A more fitting title would have been Looking For Richard but that usurper, Al Pacino, had already plundered that moniker, and so Coogan and co-writer, Jeff Pope, opted for THE LOST KING and nevertheless found gold.
A decade ago, having been lost for over 500 years, the remains of King Richard III were discovered beneath a car park in Leicester. The search had been orchestrated by an amateur historian, Philippa Langley, whose unrelenting research had been met with incomprehension by her friends and family and with scepticism by experts and academics. Based on this extraordinary tale of tenaciousness, THE LOST KING is the life-affirming true story of a woman who refused to be ignored and who took on the country’s most eminent historians, forcing them to think again about one of the most controversial kings in England’s history.
For a film whose finale audiences know the outcome, the ingredients of witty script, superlative acting and concise direction must all come to the rise and that’s certainly the case with THE LOST KING.
The casting of Sally Hawkins as Philippa Langley is spot on and rounds off another year of highlights including The Phantom of the Open and Spencer.
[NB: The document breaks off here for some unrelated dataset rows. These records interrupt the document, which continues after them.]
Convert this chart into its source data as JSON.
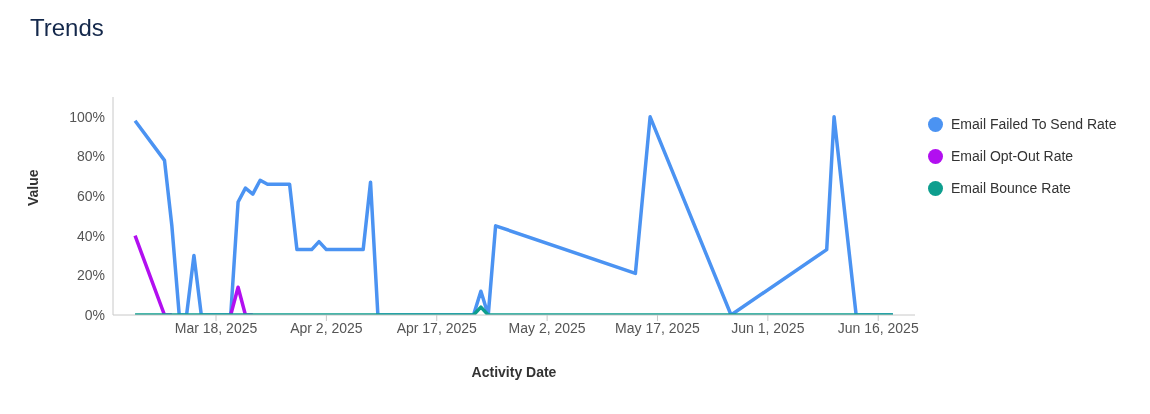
{
  "chart_data": {
    "type": "line",
    "title": "Trends",
    "xlabel": "Activity Date",
    "ylabel": "Value",
    "x": [
      "2025-03-07",
      "2025-03-11",
      "2025-03-12",
      "2025-03-13",
      "2025-03-14",
      "2025-03-15",
      "2025-03-16",
      "2025-03-20",
      "2025-03-21",
      "2025-03-22",
      "2025-03-23",
      "2025-03-24",
      "2025-03-25",
      "2025-03-28",
      "2025-03-29",
      "2025-03-31",
      "2025-04-01",
      "2025-04-02",
      "2025-04-07",
      "2025-04-08",
      "2025-04-09",
      "2025-04-22",
      "2025-04-23",
      "2025-04-24",
      "2025-04-25",
      "2025-05-14",
      "2025-05-16",
      "2025-05-27",
      "2025-06-09",
      "2025-06-10",
      "2025-06-13",
      "2025-06-18"
    ],
    "series": [
      {
        "name": "Email Failed To Send Rate",
        "color": "#4b93f2",
        "values": [
          98,
          78,
          45,
          0,
          0,
          30,
          0,
          0,
          57,
          64,
          61,
          68,
          66,
          66,
          33,
          33,
          37,
          33,
          33,
          67,
          0,
          0,
          12,
          0,
          45,
          21,
          100,
          0,
          33,
          100,
          0,
          0
        ]
      },
      {
        "name": "Email Opt-Out Rate",
        "color": "#b20ff0",
        "values": [
          40,
          0,
          0,
          null,
          null,
          null,
          null,
          0,
          14,
          0,
          0,
          null,
          null,
          null,
          null,
          null,
          null,
          null,
          null,
          null,
          null,
          null,
          null,
          null,
          null,
          null,
          null,
          null,
          null,
          null,
          null,
          null
        ]
      },
      {
        "name": "Email Bounce Rate",
        "color": "#0d9e8e",
        "values": [
          0,
          0,
          0,
          0,
          0,
          0,
          0,
          0,
          0,
          0,
          0,
          0,
          0,
          0,
          0,
          0,
          0,
          0,
          0,
          0,
          0,
          0,
          4,
          0,
          0,
          0,
          0,
          0,
          0,
          0,
          0,
          0
        ]
      }
    ],
    "xlim": [
      "2025-03-04",
      "2025-06-21"
    ],
    "xticks": [
      {
        "value": "2025-03-18",
        "label": "Mar 18, 2025"
      },
      {
        "value": "2025-04-02",
        "label": "Apr 2, 2025"
      },
      {
        "value": "2025-04-17",
        "label": "Apr 17, 2025"
      },
      {
        "value": "2025-05-02",
        "label": "May 2, 2025"
      },
      {
        "value": "2025-05-17",
        "label": "May 17, 2025"
      },
      {
        "value": "2025-06-01",
        "label": "Jun 1, 2025"
      },
      {
        "value": "2025-06-16",
        "label": "Jun 16, 2025"
      }
    ],
    "ylim": [
      0,
      110
    ],
    "yticks": [
      {
        "value": 0,
        "label": "0%"
      },
      {
        "value": 20,
        "label": "20%"
      },
      {
        "value": 40,
        "label": "40%"
      },
      {
        "value": 60,
        "label": "60%"
      },
      {
        "value": 80,
        "label": "80%"
      },
      {
        "value": 100,
        "label": "100%"
      }
    ],
    "grid": false,
    "legend": "right",
    "marker": "none",
    "line_style": "solid"
  }
}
Her persistence and poise inhabits every frame of the film, and her discovery goes some way in dispelling the myth perpetuated by Shakespeare’s play, Richard III, that aside from not being a desirable earthly ruler, Richard made an ideal viceroy of hell.
In 2018, after a long campaign inspired by Philippa, the Royal Family’s website was amended to reinstate Richard as the rightful King of England 1483 – 1485, no longer a usurper.
In 2015 the Queen awarded Philippa an MBE in recognition of her services in the exhumation and identification of Richard III.
Directed by the fearless Stephen Frears, THE LOST KING is a fine festive find.